There are three circumstances in which organizations are required to have a Data Protection Officer (DPO), but it's not a bad idea to have one even if the rule doesn't apply to you. The DPO should be an expert on data protection whose job is to monitor GDPR compliance, assess data protection risks, advise on data protection impact assessments, and cooperate with regulators.
People have the right to see what personal data you have about them and how you're using it. They also have a right to know how long you plan to store their information and the reason for keeping it that length of time. You have to send them the first copy of this information for free but can charge a reasonable fee for subsequent copies. Make sure you can verify the identity of the person requesting the data. You should be able to comply with such requests within a month.
Do your best to keep data up to date by putting a data quality process in place, and make it easy for your customers to view (Article 15) and update their personal information for accuracy and completeness. Make sure you can verify the identity of the person requesting the data. You should be able to comply with requests under Article 16 within a month.
People generally have the right to ask you to delete all the personal data you have about them, and you have to honor their request within about a month.

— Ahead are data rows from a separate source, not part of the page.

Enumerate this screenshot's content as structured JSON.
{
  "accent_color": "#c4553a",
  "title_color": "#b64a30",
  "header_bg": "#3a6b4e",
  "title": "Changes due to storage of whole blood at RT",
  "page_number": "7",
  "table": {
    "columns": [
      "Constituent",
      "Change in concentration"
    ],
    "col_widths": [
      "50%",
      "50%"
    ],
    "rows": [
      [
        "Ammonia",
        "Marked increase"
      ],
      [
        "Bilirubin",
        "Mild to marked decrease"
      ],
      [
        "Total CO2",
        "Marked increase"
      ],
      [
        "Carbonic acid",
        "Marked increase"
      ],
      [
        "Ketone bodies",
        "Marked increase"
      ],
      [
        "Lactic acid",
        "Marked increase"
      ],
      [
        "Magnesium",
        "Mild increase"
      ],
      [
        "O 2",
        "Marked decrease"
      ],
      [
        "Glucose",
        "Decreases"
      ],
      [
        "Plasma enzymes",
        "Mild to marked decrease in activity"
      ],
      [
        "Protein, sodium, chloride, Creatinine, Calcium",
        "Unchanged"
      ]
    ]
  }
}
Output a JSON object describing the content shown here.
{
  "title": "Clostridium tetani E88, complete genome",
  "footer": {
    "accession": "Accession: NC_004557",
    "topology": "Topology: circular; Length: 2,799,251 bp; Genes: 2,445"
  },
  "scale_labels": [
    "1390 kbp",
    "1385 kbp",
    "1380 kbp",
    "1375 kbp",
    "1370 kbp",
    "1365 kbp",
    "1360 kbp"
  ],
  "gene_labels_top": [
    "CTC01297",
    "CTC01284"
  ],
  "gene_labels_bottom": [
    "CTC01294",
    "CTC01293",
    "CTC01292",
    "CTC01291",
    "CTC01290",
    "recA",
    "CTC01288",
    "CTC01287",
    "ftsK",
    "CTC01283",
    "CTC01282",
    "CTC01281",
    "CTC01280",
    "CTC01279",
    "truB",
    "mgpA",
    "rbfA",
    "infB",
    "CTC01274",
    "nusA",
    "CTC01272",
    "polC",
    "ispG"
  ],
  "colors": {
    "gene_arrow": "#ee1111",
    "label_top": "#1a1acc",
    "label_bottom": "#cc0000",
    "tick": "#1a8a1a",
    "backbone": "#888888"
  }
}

There are a five grounds on which you can deny the request, such as the exercise of freedom of speech or compliance with a legal obligation. You must also try to verify the identity of the person making the request.
Your data subjects can request to restrict or stop processing of their data if certain grounds apply, mainly if there's some dispute about the lawfulness of the processing or the accuracy of the data. You are required to honor their request within about a month. While processing is restricted, you're still allowed to keep storing their data. You must notify the data subject before you begin processing their data again.
This means that you should be able to send their personal data in a commonly readable format (e.g. a spreadsheet) either to them or to a third party they designate. This may seem unfair from a business standpoint in that you may have to turn over your customers' data to a competitor. But from privacy standpoint, the idea is that people own their data, not you.
If you're processing their data for the purposes of direct marketing, you have to stop processing it immediately for that purpose. Otherwise, you may be able to challenge their objection if you can demonstrate "compelling legitimate grounds."
Some types of organizations use automated processes to help them make decisions about people that have legal or "similarly significant" effects. If you think that applies to you, you'll need to set up a procedure to ensure you are protecting their rights, freedoms, and legitimate interests. You need to make it easy for people to request human intervention, to weigh in on decisions, and to challenge decisions you've already made.
Congratulations! If you've dutifully worked to the bottom of the GDPR checklist then you've significantly limited your exposure to regulatory penalties.
Finally, we want to remind you once more that this checklist is not in any way legal advice. There are dozens of provisions in the GDPR that apply only in rare instances, which would be counterproductive to cover here. You should check with a lawyer to make sure your organization fully complies with the GDPR.